Covariates can be included in factorial designs as new variables, with new regression coefficients—e.g., \beta_{4} . Covariates can be measured using interval or ratio-scaled measures, even when the predictors of interest are designated as dummy variables. Interpretation of covariates also follows the same rules as that of any other predictor variable.

Other quantitative analysis

There are many other useful inferential statistical techniques—based on variations in the GLM—that are briefly mentioned here. Interested readers are referred to advanced textbooks or statistics courses for more information on these techniques:

Factor analysis is a data reduction technique that is used to statistically aggregate a large number of observed measures (items) into a smaller set of unobserved (latent) variables called factors based on their underlying bivariate correlation patterns. This technique is widely used for assessment of convergent and discriminant validity in multi-item measurement scales in social science research.

Discriminant analysis is a classificatory technique that aims to place a given observation in one of several nominal categories based on a linear combination of predictor variables. The technique is similar to multiple regression, except that the dependent variable is nominal. It is popular in marketing applications, such as for classifying customers or products into categories based on salient attributes as identified from large-scale surveys.

Logistic regression (or logit model) is a GLM in which the outcome variable is binary (0 or 1) and is presumed to follow a logistic distribution, and the goal of the regression analysis is to predict the probability of the successful outcome by fitting data into a logistic curve. An example is predicting the probability of heart attack within a specific period, based on predictors such as age, body mass index, exercise regimen, and so forth. Logistic regression is extremely popular in the medical sciences. Effect size estimation is based on an ‘odds ratio’, representing the odds of an event occurring in one group versus the other.

Probit regression (or probit model) is a GLM in which the outcome variable can vary between 0 and 1—or can assume discrete values 0 and 1—and is presumed to follow a standard normal distribution, and the goal of the regression is to predict the probability of each outcome. This is a popular technique for predictive analysis in the actuarial science, financial services, insurance, and other industries for applications such as credit scoring based on a person’s credit rating, salary, debt and other information from their loan application. Probit and logit regression tend to demonstrate similar regression coefficients in comparable applications (binary outcomes), however the logit model is easier to compute and interpret.

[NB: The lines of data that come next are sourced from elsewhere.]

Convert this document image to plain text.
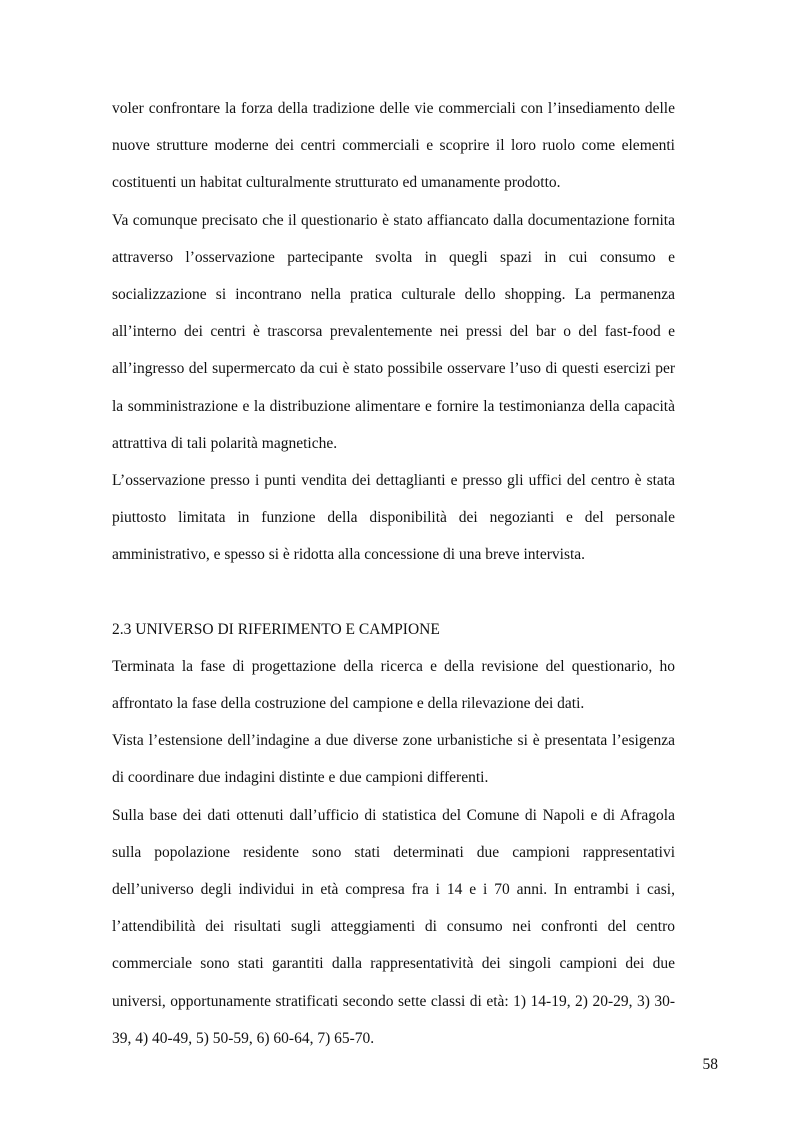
voler confrontare la forza della tradizione delle vie commerciali con l’insediamento delle nuove strutture moderne dei centri commerciali e scoprire il loro ruolo come elementi costituenti un habitat culturalmente strutturato ed umanamente prodotto.

Va comunque precisato che il questionario è stato affiancato dalla documentazione fornita attraverso l’osservazione partecipante svolta in quegli spazi in cui consumo e socializzazione si incontrano nella pratica culturale dello shopping. La permanenza all’interno dei centri è trascorsa prevalentemente nei pressi del bar o del fast-food e all’ingresso del supermercato da cui è stato possibile osservare l’uso di questi esercizi per la somministrazione e la distribuzione alimentare e fornire la testimonianza della capacità attrattiva di tali polarità magnetiche.

L’osservazione presso i punti vendita dei dettaglianti e presso gli uffici del centro è stata piuttosto limitata in funzione della disponibilità dei negozianti e del personale amministrativo, e spesso si è ridotta alla concessione di una breve intervista.

2.3 UNIVERSO DI RIFERIMENTO E CAMPIONE

Terminata la fase di progettazione della ricerca e della revisione del questionario, ho affrontato la fase della costruzione del campione e della rilevazione dei dati.

Vista l’estensione dell’indagine a due diverse zone urbanistiche si è presentata l’esigenza di coordinare due indagini distinte e due campioni differenti.

Sulla base dei dati ottenuti dall’ufficio di statistica del Comune di Napoli e di Afragola sulla popolazione residente sono stati determinati due campioni rappresentativi dell’universo degli individui in età compresa fra i 14 e i 70 anni. In entrambi i casi, l’attendibilità dei risultati sugli atteggiamenti di consumo nei confronti del centro commerciale sono stati garantiti dalla rappresentatività dei singoli campioni dei due universi, opportunamente stratificati secondo sette classi di età: 1) 14-19, 2) 20-29, 3) 30-39, 4) 40-49, 5) 50-59, 6) 60-64, 7) 65-70.

58
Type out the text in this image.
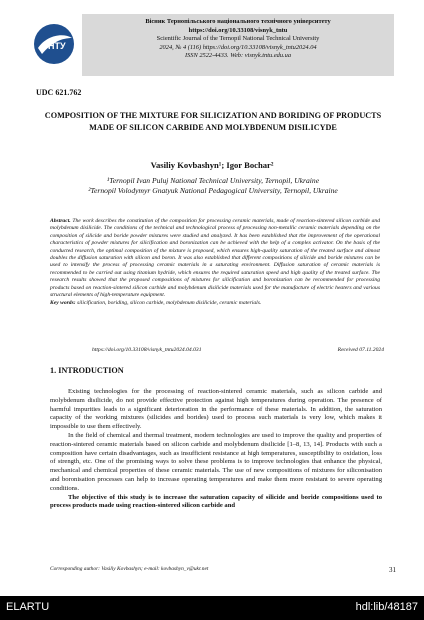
ТНТУ
Вісник Тернопільського національного технічного університету
https://doi.org/10.33108/visnyk_tntu
Scientific Journal of the Ternopil National Technical University
2024, № 4 (116) https://doi.org/10.33108/visnyk_tntu2024.04
ISSN 2522-4433. Web: visnyk.tntu.edu.ua
UDC 621.762
COMPOSITION OF THE MIXTURE FOR SILICIZATION AND BORIDING OF PRODUCTS MADE OF SILICON CARBIDE AND MOLYBDENUM DISILICYDE
Vasiliy Kovbashyn¹; Igor Bochar²
¹Ternopil Ivan Puluj National Technical University, Ternopil, Ukraine
²Ternopil Volodymyr Gnatyuk National Pedagogical University, Ternopil, Ukraine
Abstract. The work describes the constitution of the composition for processing ceramic materials, made of reaction-sintered silicon carbide and molybdenum disilicide. The conditions of the technical and technological process of processing non-metallic ceramic materials depending on the composition of silicide and boride powder mixtures were studied and analyzed. It has been established that the improvement of the operational characteristics of powder mixtures for silicification and boronization can be achieved with the help of a complex activator. On the basis of the conducted research, the optimal composition of the mixture is proposed, which ensures high-quality saturation of the treated surface and almost doubles the diffusion saturation with silicon and boron. It was also established that different compositions of silicide and boride mixtures can be used to intensify the process of processing ceramic materials in a saturating environment. Diffusion saturation of ceramic materials is recommended to be carried out using titanium hydride, which ensures the required saturation speed and high quality of the treated surface. The research results showed that the proposed compositions of mixtures for silicification and boronization can be recommended for processing products based on reaction-sintered silicon carbide and molybdenum disilicide materials used for the manufacture of electric heaters and various structural elements of high-temperature equipment.
Key words: silicification, boriding, silicon carbide, molybdenum disilicide, ceramic materials.
https://doi.org/10.33108/visnyk_tntu2024.04.031	Received 07.11.2024
1. INTRODUCTION

Existing technologies for the processing of reaction-sintered ceramic materials, such as silicon carbide and molybdenum disilicide, do not provide effective protection against high temperatures during operation. The presence of harmful impurities leads to a significant deterioration in the performance of these materials. In addition, the saturation capacity of the working mixtures (silicides and borides) used to process such materials is very low, which makes it impossible to use them effectively.

In the field of chemical and thermal treatment, modern technologies are used to improve the quality and properties of reaction-sintered ceramic materials based on silicon carbide and molybdenum disilicide [1–8, 13, 14]. Products with such a composition have certain disadvantages, such as insufficient resistance at high temperatures, susceptibility to oxidation, loss of strength, etc. One of the promising ways to solve these problems is to improve technologies that enhance the physical, mechanical and chemical properties of these ceramic materials. The use of new compositions of mixtures for siliconisation and boronisation processes can help to increase operating temperatures and make them more resistant to severe operating conditions.

The objective of this study is to increase the saturation capacity of silicide and boride compositions used to process products made using reaction-sintered silicon carbide and

Corresponding author: Vasiliy Kovbashyn; e-mail: kovbashyn_v@ukr.net	31
ELARTU	hdl:lib/48187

Path analysis is a multivariate GLM technique for analysing directional relationships among a set of variables. It allows for examination of complex nomological models where the dependent variable in one equation is the independent variable in another equation, and is widely used in contemporary social science research.

Time series analysis is a technique for analysing time series data, or variables that continually changes with time. Examples of applications include forecasting stock market fluctuations and urban crime rates. This technique is popular in econometrics, mathematical finance, and signal processing. Special techniques are used to correct for autocorrelation, or correlation within values of the same variable across time.